Womble argued that body camera video from the shooting, a portion of which was shown to the family on Monday, should be kept from the public for another month so that state investigators can make progress on their probe of the shooting.

Lawyers for the Brown family, on the other hand, continue to express outrage that the full body camera footage remains concealed from the public now a full week after the shooting.

Pasquotank County Sheriff Tommy Wooten II, who petitioned the judge late last week, was seen Wednesday morning entering an Elizabeth City courtroom where he was expected to ask for the release of the video, which would finally shed more light on how the shooting unfolded.

The hearing was held a day after the FBI regional office in Charlotte announced that it had opened a federal civil rights investigation into the case.

From the beginning, Wooten and other officials have promised transparency in the case but refused to release the video, saying they lacked the legal authority to do so.

Under North Carolina law, a judge must generally sign off on the release of law enforcement body camera footage. Leaders of the Elizabeth City government have demanded the release of the footage, and a coalition of media filed a petition in court to make it public. The state’s Democratic Gov. Roy Cooper also issued a statement calling for the swift release of the footage.

“Only a judge can release the video,” Wooten said last week. “That’s why I’ve asked the North Carolina State Bureau of Investigation to confirm for me that the releasing of the video will not undermine their investigation. Once I get that confirmation, our county will file a motion in court ... to have the footage released,” he said.

On Monday, Brown family attorneys described the shooting as “an execution” following the family’s first viewing of a heavily redacted version of body camera footage which showed Brown had his hands on the steering wheel throughout the entire episode.

Only one officer’s body cam footage was shown to the family, and no other footage or dashcam video was presented, according to attorneys.

“We do not feel that we got full transparency,” attorney Ben Crump said Monday. “We only saw a snippet of the video... They only showed one body cam video, when we know there were several videos.”

For days, witnesses at the scene had been the only ones to provide any early accounts of the shooting in which Brown was mortally wounded as Pasquotank County sheriff’s officers executed a search warrant about 8:30 a.m.
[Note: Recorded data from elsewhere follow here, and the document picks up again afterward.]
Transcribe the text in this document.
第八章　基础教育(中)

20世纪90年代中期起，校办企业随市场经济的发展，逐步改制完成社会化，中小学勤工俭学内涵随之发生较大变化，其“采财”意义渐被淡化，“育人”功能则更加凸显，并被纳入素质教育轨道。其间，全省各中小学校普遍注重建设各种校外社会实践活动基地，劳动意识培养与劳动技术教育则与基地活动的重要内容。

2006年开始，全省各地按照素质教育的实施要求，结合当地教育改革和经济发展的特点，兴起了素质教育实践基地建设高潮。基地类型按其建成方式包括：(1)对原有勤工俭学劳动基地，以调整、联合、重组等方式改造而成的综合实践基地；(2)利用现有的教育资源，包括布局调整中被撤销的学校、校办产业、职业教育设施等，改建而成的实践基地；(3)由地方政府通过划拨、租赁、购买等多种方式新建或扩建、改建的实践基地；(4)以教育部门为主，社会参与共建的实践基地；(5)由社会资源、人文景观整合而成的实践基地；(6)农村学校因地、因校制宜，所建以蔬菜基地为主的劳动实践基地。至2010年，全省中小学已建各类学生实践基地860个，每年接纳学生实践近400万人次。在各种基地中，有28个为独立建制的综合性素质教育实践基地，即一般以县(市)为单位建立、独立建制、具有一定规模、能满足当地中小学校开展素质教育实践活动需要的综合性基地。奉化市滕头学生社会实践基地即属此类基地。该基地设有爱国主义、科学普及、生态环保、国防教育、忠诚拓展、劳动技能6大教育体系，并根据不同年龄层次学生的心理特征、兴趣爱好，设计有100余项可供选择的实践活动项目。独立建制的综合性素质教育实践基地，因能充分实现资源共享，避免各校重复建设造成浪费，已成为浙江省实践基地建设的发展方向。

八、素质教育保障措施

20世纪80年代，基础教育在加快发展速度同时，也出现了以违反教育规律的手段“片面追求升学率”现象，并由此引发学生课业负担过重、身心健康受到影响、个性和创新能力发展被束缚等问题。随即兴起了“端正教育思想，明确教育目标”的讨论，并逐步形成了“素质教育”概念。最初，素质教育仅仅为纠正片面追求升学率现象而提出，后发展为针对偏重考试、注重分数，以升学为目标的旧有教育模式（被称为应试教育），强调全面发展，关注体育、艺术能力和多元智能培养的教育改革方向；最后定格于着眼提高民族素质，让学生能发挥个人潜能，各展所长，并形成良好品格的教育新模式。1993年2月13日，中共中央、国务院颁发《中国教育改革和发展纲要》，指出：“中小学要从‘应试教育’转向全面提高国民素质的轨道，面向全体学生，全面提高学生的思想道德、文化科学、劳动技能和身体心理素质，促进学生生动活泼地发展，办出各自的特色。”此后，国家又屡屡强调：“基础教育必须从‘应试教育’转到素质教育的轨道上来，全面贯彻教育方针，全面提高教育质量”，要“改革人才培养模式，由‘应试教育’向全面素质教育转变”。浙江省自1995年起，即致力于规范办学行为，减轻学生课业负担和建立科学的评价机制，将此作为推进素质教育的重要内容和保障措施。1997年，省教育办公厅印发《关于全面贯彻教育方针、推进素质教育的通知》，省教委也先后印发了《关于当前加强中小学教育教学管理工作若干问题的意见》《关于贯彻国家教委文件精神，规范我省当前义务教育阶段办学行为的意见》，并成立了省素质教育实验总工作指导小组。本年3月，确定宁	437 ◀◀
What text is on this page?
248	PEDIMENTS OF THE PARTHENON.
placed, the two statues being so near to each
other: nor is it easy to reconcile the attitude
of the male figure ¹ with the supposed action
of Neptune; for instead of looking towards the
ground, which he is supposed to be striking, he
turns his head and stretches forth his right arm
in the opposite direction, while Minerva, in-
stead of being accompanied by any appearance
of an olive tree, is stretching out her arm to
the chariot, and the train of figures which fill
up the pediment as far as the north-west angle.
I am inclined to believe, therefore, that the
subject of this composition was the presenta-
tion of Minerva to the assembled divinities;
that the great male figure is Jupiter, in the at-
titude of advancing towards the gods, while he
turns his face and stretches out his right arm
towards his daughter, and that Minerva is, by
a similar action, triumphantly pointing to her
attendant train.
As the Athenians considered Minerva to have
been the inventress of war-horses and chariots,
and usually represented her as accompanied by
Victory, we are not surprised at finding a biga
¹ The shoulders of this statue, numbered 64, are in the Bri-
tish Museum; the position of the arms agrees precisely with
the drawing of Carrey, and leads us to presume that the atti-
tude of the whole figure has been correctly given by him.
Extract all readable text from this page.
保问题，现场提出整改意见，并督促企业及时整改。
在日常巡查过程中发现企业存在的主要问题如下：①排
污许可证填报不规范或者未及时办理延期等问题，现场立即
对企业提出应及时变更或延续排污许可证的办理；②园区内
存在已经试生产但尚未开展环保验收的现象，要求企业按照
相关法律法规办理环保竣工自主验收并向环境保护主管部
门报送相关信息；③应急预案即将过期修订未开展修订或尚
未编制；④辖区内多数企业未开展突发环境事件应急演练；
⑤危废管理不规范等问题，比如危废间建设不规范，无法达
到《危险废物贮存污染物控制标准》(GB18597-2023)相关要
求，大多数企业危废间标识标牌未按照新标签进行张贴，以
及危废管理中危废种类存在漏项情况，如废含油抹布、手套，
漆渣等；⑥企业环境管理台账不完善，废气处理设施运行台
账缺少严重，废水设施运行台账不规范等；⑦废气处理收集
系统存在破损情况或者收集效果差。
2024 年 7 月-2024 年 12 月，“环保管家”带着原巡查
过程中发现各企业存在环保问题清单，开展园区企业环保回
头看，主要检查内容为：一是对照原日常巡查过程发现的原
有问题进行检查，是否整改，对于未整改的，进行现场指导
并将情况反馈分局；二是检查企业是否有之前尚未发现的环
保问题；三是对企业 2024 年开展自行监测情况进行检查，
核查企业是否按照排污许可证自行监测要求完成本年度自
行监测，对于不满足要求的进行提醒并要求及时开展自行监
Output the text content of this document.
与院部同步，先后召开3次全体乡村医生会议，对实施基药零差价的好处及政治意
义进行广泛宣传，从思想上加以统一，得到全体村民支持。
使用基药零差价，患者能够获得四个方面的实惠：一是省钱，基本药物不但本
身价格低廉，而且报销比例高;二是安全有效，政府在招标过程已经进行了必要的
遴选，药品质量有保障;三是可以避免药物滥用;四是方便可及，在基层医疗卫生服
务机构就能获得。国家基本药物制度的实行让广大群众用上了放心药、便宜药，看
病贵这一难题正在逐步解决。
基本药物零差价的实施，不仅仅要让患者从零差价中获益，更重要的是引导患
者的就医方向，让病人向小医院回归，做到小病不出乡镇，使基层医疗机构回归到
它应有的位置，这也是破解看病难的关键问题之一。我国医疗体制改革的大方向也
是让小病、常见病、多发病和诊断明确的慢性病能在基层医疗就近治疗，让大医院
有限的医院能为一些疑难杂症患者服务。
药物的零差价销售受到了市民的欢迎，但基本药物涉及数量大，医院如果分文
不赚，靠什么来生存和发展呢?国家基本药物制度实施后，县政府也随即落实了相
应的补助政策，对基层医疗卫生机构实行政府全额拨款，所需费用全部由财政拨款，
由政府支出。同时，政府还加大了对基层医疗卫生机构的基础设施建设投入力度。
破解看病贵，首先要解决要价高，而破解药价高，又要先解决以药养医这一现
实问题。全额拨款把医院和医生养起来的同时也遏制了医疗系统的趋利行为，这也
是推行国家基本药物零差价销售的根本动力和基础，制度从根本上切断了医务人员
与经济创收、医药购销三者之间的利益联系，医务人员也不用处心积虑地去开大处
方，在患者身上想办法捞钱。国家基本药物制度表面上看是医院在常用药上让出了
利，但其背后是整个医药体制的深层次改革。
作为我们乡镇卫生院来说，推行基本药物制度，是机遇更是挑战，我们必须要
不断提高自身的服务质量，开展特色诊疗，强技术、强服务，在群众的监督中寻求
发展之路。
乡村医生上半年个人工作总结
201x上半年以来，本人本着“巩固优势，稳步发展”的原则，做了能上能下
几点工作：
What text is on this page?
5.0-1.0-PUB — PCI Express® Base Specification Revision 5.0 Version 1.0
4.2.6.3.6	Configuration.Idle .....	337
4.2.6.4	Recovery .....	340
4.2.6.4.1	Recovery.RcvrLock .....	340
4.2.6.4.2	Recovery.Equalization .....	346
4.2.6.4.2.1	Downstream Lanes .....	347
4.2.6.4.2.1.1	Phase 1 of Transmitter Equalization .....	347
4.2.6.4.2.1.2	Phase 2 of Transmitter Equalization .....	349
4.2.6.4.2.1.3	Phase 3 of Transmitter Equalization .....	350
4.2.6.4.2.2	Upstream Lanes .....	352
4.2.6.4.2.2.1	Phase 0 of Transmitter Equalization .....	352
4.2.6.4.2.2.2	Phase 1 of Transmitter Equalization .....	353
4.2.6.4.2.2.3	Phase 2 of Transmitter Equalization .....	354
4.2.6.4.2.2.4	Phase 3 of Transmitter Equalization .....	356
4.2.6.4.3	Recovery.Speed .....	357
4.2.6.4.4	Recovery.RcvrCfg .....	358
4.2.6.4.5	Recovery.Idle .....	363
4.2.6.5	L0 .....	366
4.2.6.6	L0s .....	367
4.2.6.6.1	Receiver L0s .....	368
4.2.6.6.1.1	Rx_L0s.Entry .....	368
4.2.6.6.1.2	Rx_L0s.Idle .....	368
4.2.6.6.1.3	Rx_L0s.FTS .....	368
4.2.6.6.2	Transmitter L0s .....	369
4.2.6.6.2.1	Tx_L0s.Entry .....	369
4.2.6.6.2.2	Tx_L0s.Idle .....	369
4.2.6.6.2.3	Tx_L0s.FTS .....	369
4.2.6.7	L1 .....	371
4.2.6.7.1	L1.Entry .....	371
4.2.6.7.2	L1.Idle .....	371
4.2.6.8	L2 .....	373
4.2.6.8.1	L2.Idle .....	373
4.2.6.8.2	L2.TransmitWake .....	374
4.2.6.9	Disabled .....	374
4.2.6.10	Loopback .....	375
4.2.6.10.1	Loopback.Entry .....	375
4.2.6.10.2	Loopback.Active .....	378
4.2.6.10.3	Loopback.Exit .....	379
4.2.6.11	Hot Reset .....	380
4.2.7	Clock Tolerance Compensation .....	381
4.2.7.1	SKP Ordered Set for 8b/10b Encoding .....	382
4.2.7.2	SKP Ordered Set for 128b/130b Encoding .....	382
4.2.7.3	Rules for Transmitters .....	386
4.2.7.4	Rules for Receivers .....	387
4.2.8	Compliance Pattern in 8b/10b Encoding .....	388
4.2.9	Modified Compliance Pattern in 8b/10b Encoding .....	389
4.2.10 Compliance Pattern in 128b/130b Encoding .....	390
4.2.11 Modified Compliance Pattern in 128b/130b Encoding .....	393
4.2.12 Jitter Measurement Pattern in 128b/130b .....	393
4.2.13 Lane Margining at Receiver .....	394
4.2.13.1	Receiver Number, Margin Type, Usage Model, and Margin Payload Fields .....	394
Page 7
April 21 at Brown’s residence just west of the Outer Banks.

Family members said Brown, a father of seven children, had no weapons and was unarmed at the time.

On Tuesday, the results of an independent autopsy revealed Brown, an unarmed Black man, was shot five times and killed by a single gunshot to the back of the head when North Carolina sheriff deputies opened fire on his car as they moved in to serve drug and arrest warrants.

Brown sustained four shots to his right arm, which were non-fatal wounds, attorneys said. As he attempted to escape the gunfire by pulling his car out of a driveway at his home, he was shot in the back of the head, killing him, Crump said, citing an independent pathologist hired by Brown’s family to examine his body.

On Tuesday, Crump also shared a video from Elizabeth City Council on social media showing a band of deputies in tactical gear riding in the bed of a sheriff’s pickup truck as they rounded a street corner on their way to Brown’s home.

Seven deputies have been placed on leave since the shooting.

Information provided by The Associated Press was used to supplement this report.